On the other hand, the spotlight can be harsh. And it takes a village and all that shit. We can’t be oblivious to our own careers, simply because it’s not smart business. That could be where some of this comes from with me. Commerce vs. Art. Which one is truly the controlling factor on your creative life? Can we ever know that answer for sure…?
FRACTION: Is it such an either-or prospect? Does one wholly negate the other?
CASEY: Not at all, but I do think that, in this industry, one influences the other in strikingly significant ways. Sometimes good, sometimes bad. I may be selling out the concept of “art”, but I guess I do consider the career ramifications of the ideas I come up, whether or not I’m going to follow through with them, who I might pitch them to, etc. It’s also a time management issue, deciding which projects are more cost effective for me do put time into.
God help me…
Anyway, I guess there is a self-consciousness involved. One that I can’t get out from under, even if I wanted to. I’ve certainly made decisions based on my own outlook on being an “artist,” but I’m wondering what the ratio is for myself… and whether or not I followed the correct internal advice. Were there times when I should’ve chosen art over career? Or vice versa? Definitely…

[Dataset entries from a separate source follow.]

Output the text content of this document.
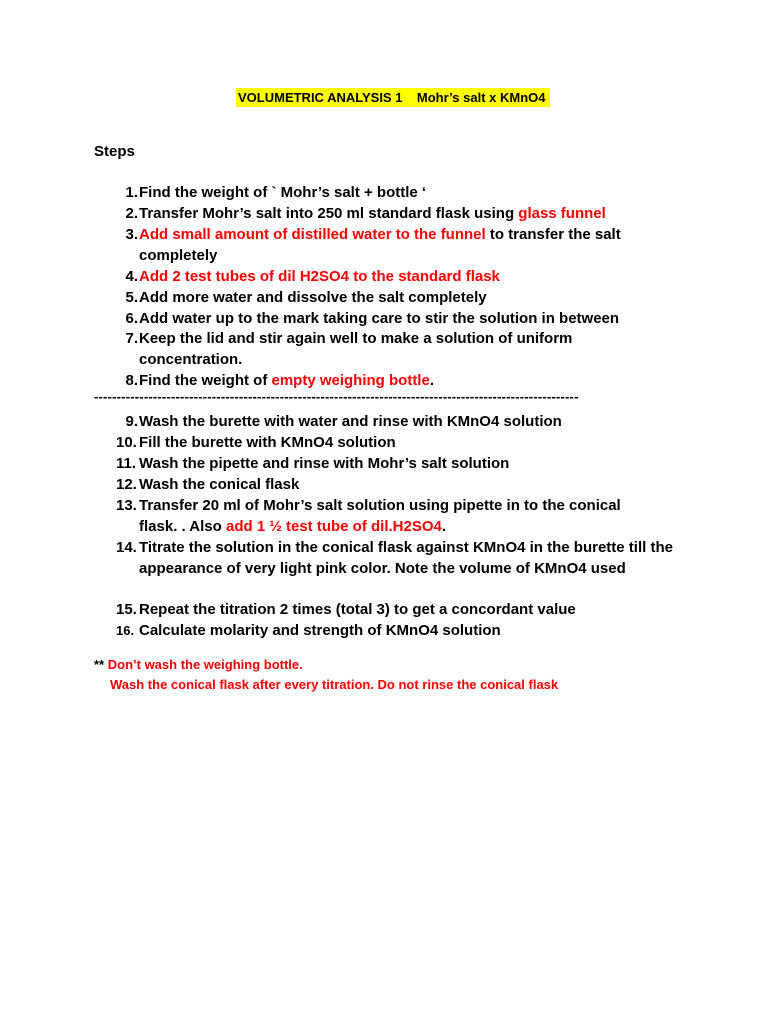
VOLUMETRIC ANALYSIS 1    Mohr’s salt x KMnO4
Steps
1. Find the weight of ` Mohr’s salt + bottle ‘
2. Transfer Mohr’s salt into 250 ml standard flask using glass funnel
3. Add small amount of distilled water to the funnel to transfer the salt completely
4. Add 2 test tubes of dil H2SO4 to the standard flask
5. Add more water and dissolve the salt completely
6. Add water up to the mark taking care to stir the solution in between
7. Keep the lid and stir again well to make a solution of uniform concentration.
8. Find the weight of empty weighing bottle.
-----------------------------------------------------------------------------------------------------------
9. Wash the burette with water and rinse with KMnO4 solution
10. Fill the burette with KMnO4 solution
11. Wash the pipette and rinse with Mohr’s salt solution
12. Wash the conical flask
13. Transfer 20 ml of Mohr’s salt solution using pipette in to the conical flask. . Also add 1 ½ test tube of dil.H2SO4.
14. Titrate the solution in the conical flask against KMnO4 in the burette till the appearance of very light pink color. Note the volume of KMnO4 used
15. Repeat the titration 2 times (total 3) to get a concordant value
16. Calculate molarity and strength of KMnO4 solution
** Don’t wash the weighing bottle.
Wash the conical flask after every titration. Do not rinse the conical flask
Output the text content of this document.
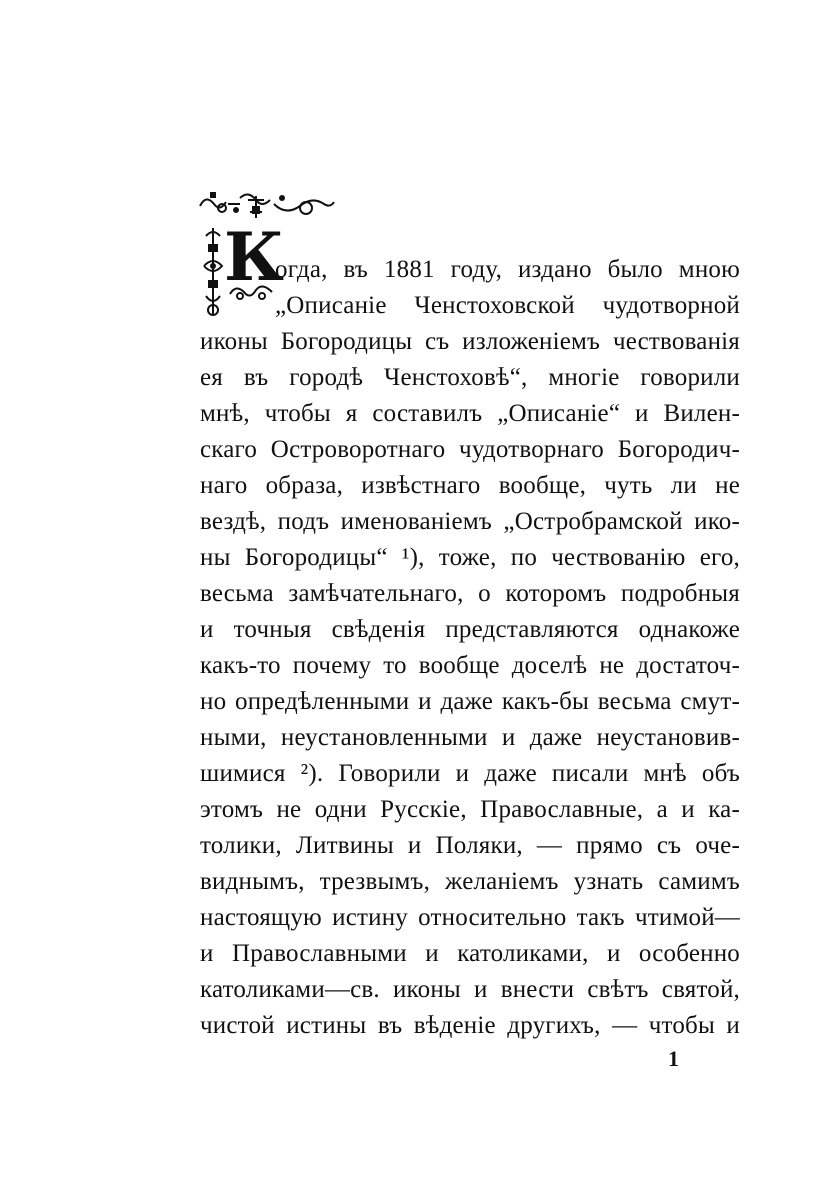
К
огда, въ 1881 году, издано было мною
„Описаніе Ченстоховской чудотворной
иконы Богородицы съ изложеніемъ чествованія
ея въ городѣ Ченстоховѣ“, многіе говорили
мнѣ, чтобы я составилъ „Описаніе“ и Вилен-
скаго Островоротнаго чудотворнаго Богородич-
наго образа, извѣстнаго вообще, чуть ли не
вездѣ, подъ именованіемъ „Остробрамской ико-
ны Богородицы“ ¹), тоже, по чествованію его,
весьма замѣчательнаго, о которомъ подробныя
и точныя свѣденія представляются однакоже
какъ-то почему то вообще доселѣ не достаточ-
но опредѣленными и даже какъ-бы весьма смут-
ными, неустановленными и даже неустановив-
шимися ²). Говорили и даже писали мнѣ объ
этомъ не одни Русскіе, Православные, а и ка-
толики, Литвины и Поляки, — прямо съ оче-
виднымъ, трезвымъ, желаніемъ узнать самимъ
настоящую истину относительно такъ чтимой—
и Православными и католиками, и особенно
католиками—св. иконы и внести свѣтъ святой,
чистой истины въ вѣденіе другихъ, — чтобы и
1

FRACTION: I might be naive, or at least just lying (either to you or to myself), when I say that I’ve not felt that too terribly acutely yet.
I’ve known when I’ve pitched things that they were or weren’t terribly commercial ideas, but it’s not ever stopped me from going for it. I mean, who knows? Maybe that’s why my pitch file outnumbers my published file. Maybe this whole day job dilettante thing is a sham I cling to, a public– and private, honestly– defense against why I lack the rigors of what it really takes to be a full-time comics writer, you know? Maybe it’s easier to pretend that I don’t want to dance rather than admit that I just can’t.
These aren’t fun questions to ask.
So I try to keep moving and, honestly, not think about it. It might be a sham, but it’s my sham and I’m sticking to it.
CASEY: I gotcha. Shark-like behavior. Keep moving or drown. More power to ya’, my friend.
But, as Bowie once said, put on your red shoes and dance the blues. You’re on your way to the promised land. You’ll be questioning your self-worth in this odd business soon enough.
Hell, you wrote a WOLVERINE story. Day job or not… you’re in the club. And we’re damn glad to have you.